The Hadamard gate operates on a single qubit. The state of a single qubit can be described as $\alpha \left|0\right\rangle + \beta \left|1\right\rangle$, where $|\alpha|^2 + |\beta|^2 = 1$. If you measure the qubit, the output is $0$ with probability $|\alpha|^2$, and $1$ with probability $|\beta|^2$. From a linear-algebraic perspective, the state of a qubit is just a unit norm vector of length two over the complex numbers. The two vectors $\left|0\right\rangle,\left|1\right\rangle$ span a vector space of dimension two (over the complex numbers), and every unit norm vector in that vector space can be the state of a qubit.

Since the state always has unit norm, the only linear operators possible on qubits are those that preserve norms. From linear algebra, we know that these are exactly the Hermitian operators. To describe an operator, it suffice to describe its effect on a basis. For example, the value of your operator on the vector $\left| 0 \right\rangle$ is $\frac{\left| 0 \right\rangle + \left| 1 \right\rangle}{\sqrt{2}}$.

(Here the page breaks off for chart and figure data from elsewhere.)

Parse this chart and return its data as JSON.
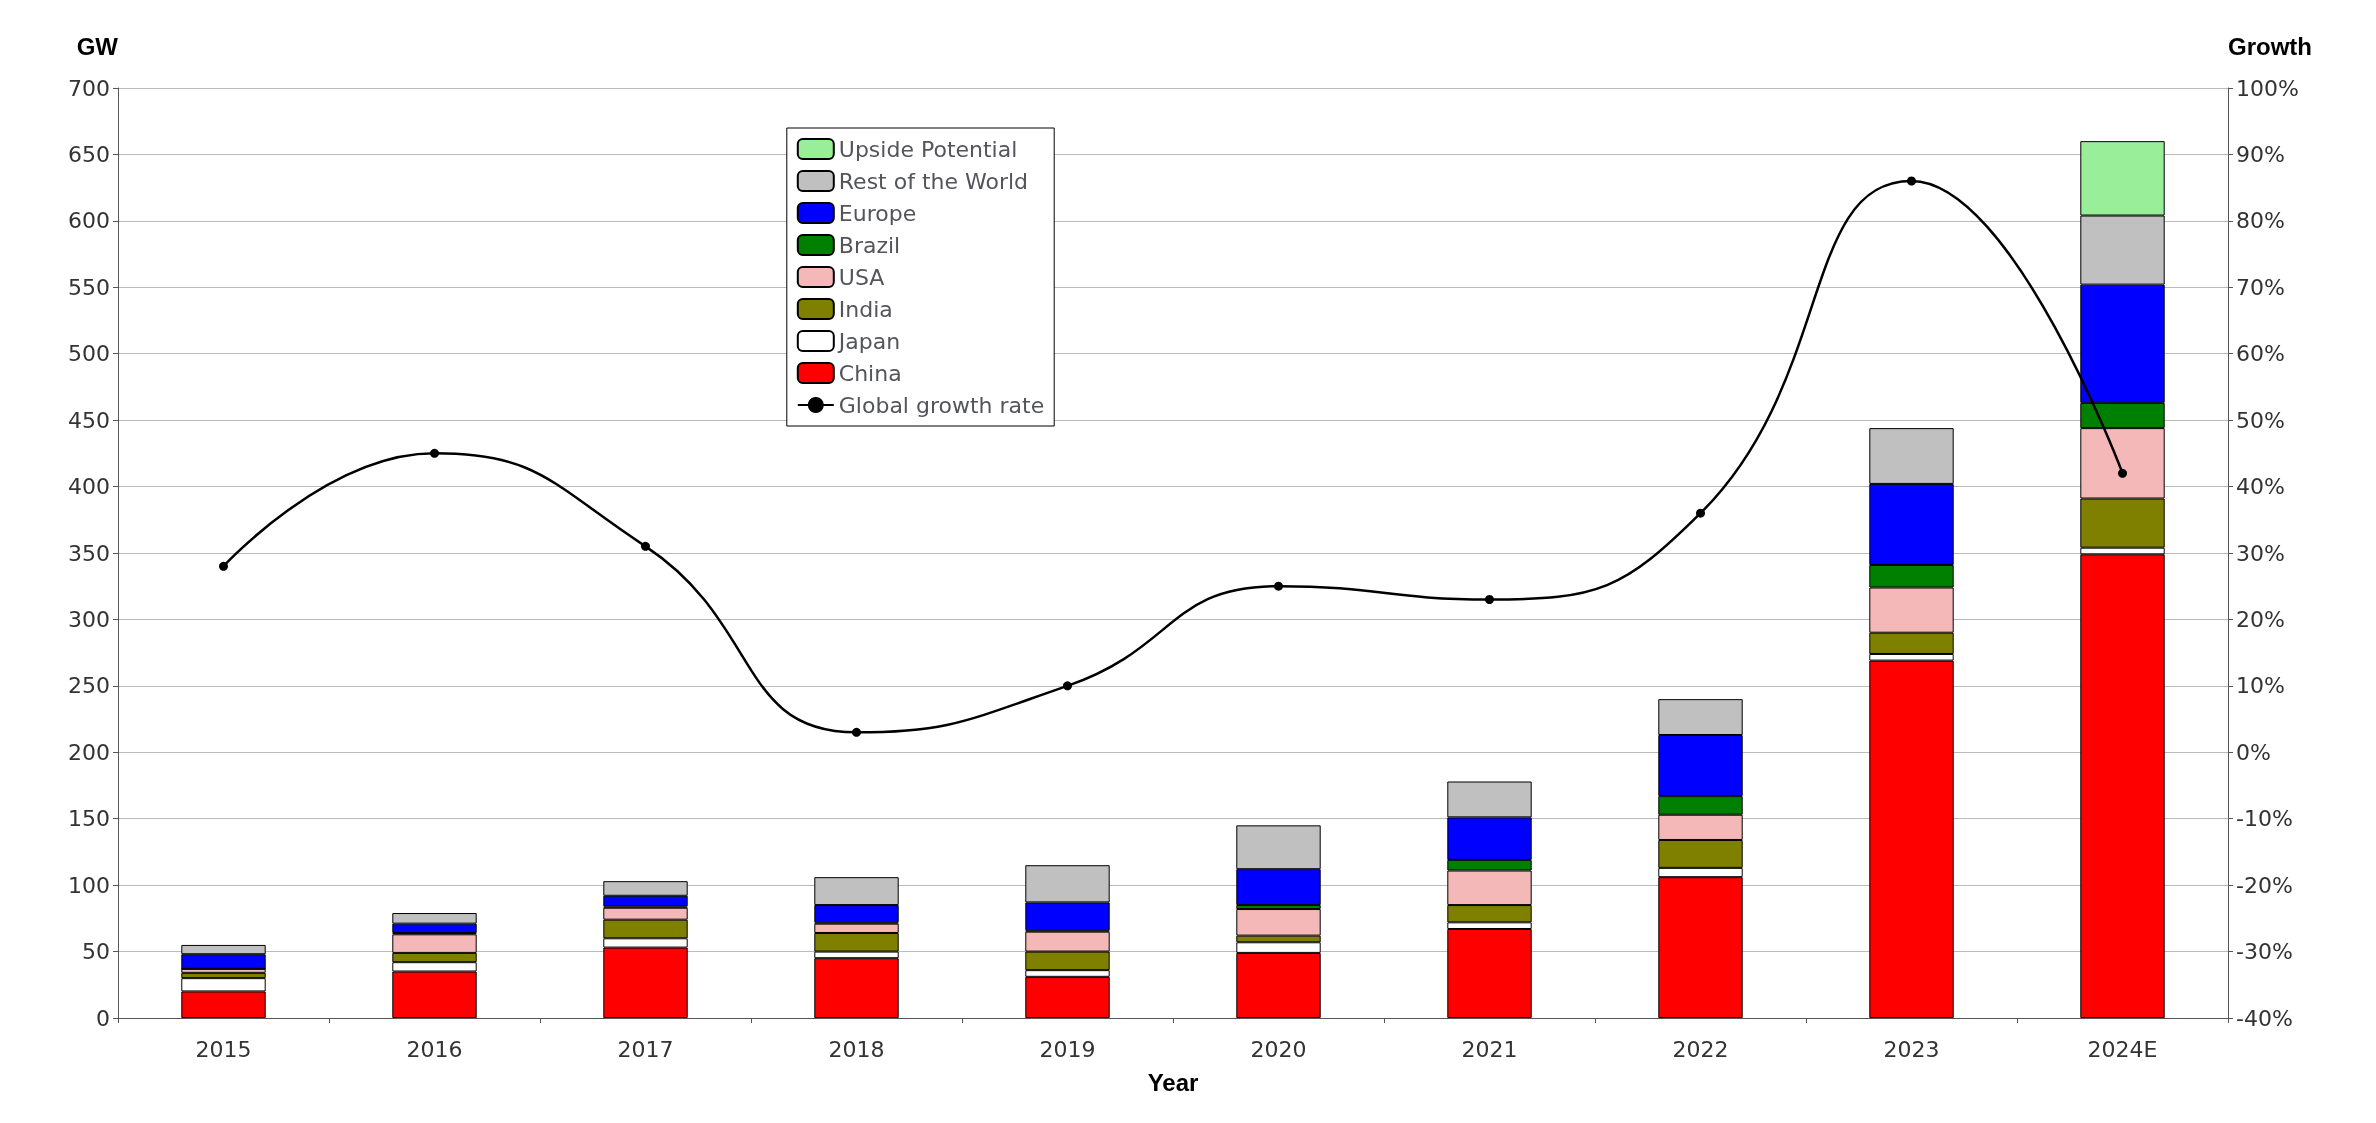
{
  "chart_data": {
    "type": "bar",
    "stacked": true,
    "xlabel": "Year",
    "ylabel": "GW",
    "y2label": "Growth",
    "categories": [
      "2015",
      "2016",
      "2017",
      "2018",
      "2019",
      "2020",
      "2021",
      "2022",
      "2023",
      "2024E"
    ],
    "ylim": [
      0,
      700
    ],
    "yticks": [
      0,
      50,
      100,
      150,
      200,
      250,
      300,
      350,
      400,
      450,
      500,
      550,
      600,
      650,
      700
    ],
    "y2lim": [
      -40,
      100
    ],
    "y2ticks": [
      {
        "value": -40,
        "label": "-40%"
      },
      {
        "value": -30,
        "label": "-30%"
      },
      {
        "value": -20,
        "label": "-20%"
      },
      {
        "value": -10,
        "label": "-10%"
      },
      {
        "value": 0,
        "label": "0%"
      },
      {
        "value": 10,
        "label": "10%"
      },
      {
        "value": 20,
        "label": "20%"
      },
      {
        "value": 30,
        "label": "30%"
      },
      {
        "value": 40,
        "label": "40%"
      },
      {
        "value": 50,
        "label": "50%"
      },
      {
        "value": 60,
        "label": "60%"
      },
      {
        "value": 70,
        "label": "70%"
      },
      {
        "value": 80,
        "label": "80%"
      },
      {
        "value": 90,
        "label": "90%"
      },
      {
        "value": 100,
        "label": "100%"
      }
    ],
    "grid": "y",
    "legend": "top",
    "marker": "circle",
    "series": [
      {
        "name": "China",
        "color": "#ff0000",
        "values": [
          20,
          35,
          53,
          45,
          31,
          49,
          67,
          106,
          269,
          349
        ]
      },
      {
        "name": "Japan",
        "color": "#ffffff",
        "values": [
          10,
          7,
          7,
          5,
          5,
          8,
          5,
          7,
          5,
          5
        ]
      },
      {
        "name": "India",
        "color": "#808000",
        "values": [
          4,
          7,
          14,
          14,
          14,
          5,
          13,
          21,
          16,
          37
        ]
      },
      {
        "name": "USA",
        "color": "#f4b8b8",
        "values": [
          3,
          14,
          9,
          7,
          15,
          20,
          26,
          19,
          34,
          53
        ]
      },
      {
        "name": "Brazil",
        "color": "#008000",
        "values": [
          0,
          1,
          1,
          1,
          1,
          3,
          8,
          14,
          17,
          19
        ]
      },
      {
        "name": "Europe",
        "color": "#0000ff",
        "values": [
          11,
          7,
          8,
          13,
          21,
          27,
          32,
          46,
          61,
          89
        ]
      },
      {
        "name": "Rest of the World",
        "color": "#c0c0c0",
        "values": [
          7,
          8,
          11,
          21,
          28,
          33,
          27,
          27,
          42,
          52
        ]
      },
      {
        "name": "Upside Potential",
        "color": "#99ee99",
        "values": [
          null,
          null,
          null,
          null,
          null,
          null,
          null,
          null,
          null,
          56
        ]
      },
      {
        "name": "Global growth rate",
        "type": "line",
        "axis": "y2",
        "color": "#000000",
        "values": [
          28,
          45,
          31,
          3,
          10,
          25,
          23,
          36,
          86,
          42
        ]
      }
    ]
  }
}
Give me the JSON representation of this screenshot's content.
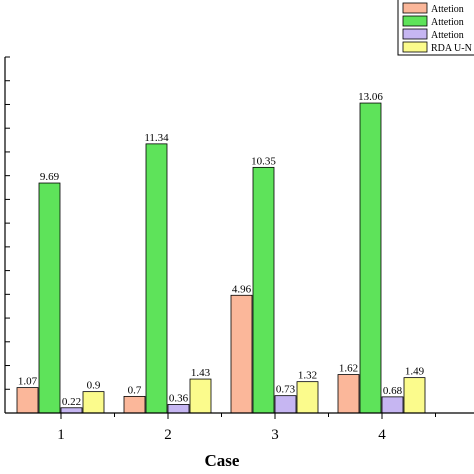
{
  "chart_data": {
    "type": "bar",
    "xlabel": "Case",
    "ylabel": "",
    "categories": [
      "1",
      "2",
      "3",
      "4"
    ],
    "ylim": [
      0,
      15
    ],
    "legend_position": "top-right",
    "grid": false,
    "series": [
      {
        "name": "Attetion",
        "color": "#fbb79a",
        "values": [
          1.07,
          0.7,
          4.96,
          1.62
        ]
      },
      {
        "name": "Attetion",
        "color": "#5ee35a",
        "values": [
          9.69,
          11.34,
          10.35,
          13.06
        ]
      },
      {
        "name": "Attetion",
        "color": "#c6b6f2",
        "values": [
          0.22,
          0.36,
          0.73,
          0.68
        ]
      },
      {
        "name": "RDA U-N",
        "color": "#fbfb8c",
        "values": [
          0.9,
          1.43,
          1.32,
          1.49
        ]
      }
    ],
    "data_labels": [
      [
        "1.07",
        "9.69",
        "0.22",
        "0.9"
      ],
      [
        "0.7",
        "11.34",
        "0.36",
        "1.43"
      ],
      [
        "4.96",
        "10.35",
        "0.73",
        "1.32"
      ],
      [
        "1.62",
        "13.06",
        "0.68",
        "1.49"
      ]
    ]
  }
}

According to Wikipedia, the Hadamard gate is used to form a "random input". If applied to a constant qubit (i.e., $\left| 0 \right\rangle$, $\left| 1 \right\rangle$, or a rotation of these by a unit norm complex number), the Hadamard gate forms a "uniformly random" qubit, which when measured behaves like a fair coin toss. This is the kind of behavior we want when "trying all possibilities in parallel".

I suggest you continue your reading on quantum computation; when you get to quantum algorithms (like Grover's and Shor's), you will understand what all these quantum gates are useful for.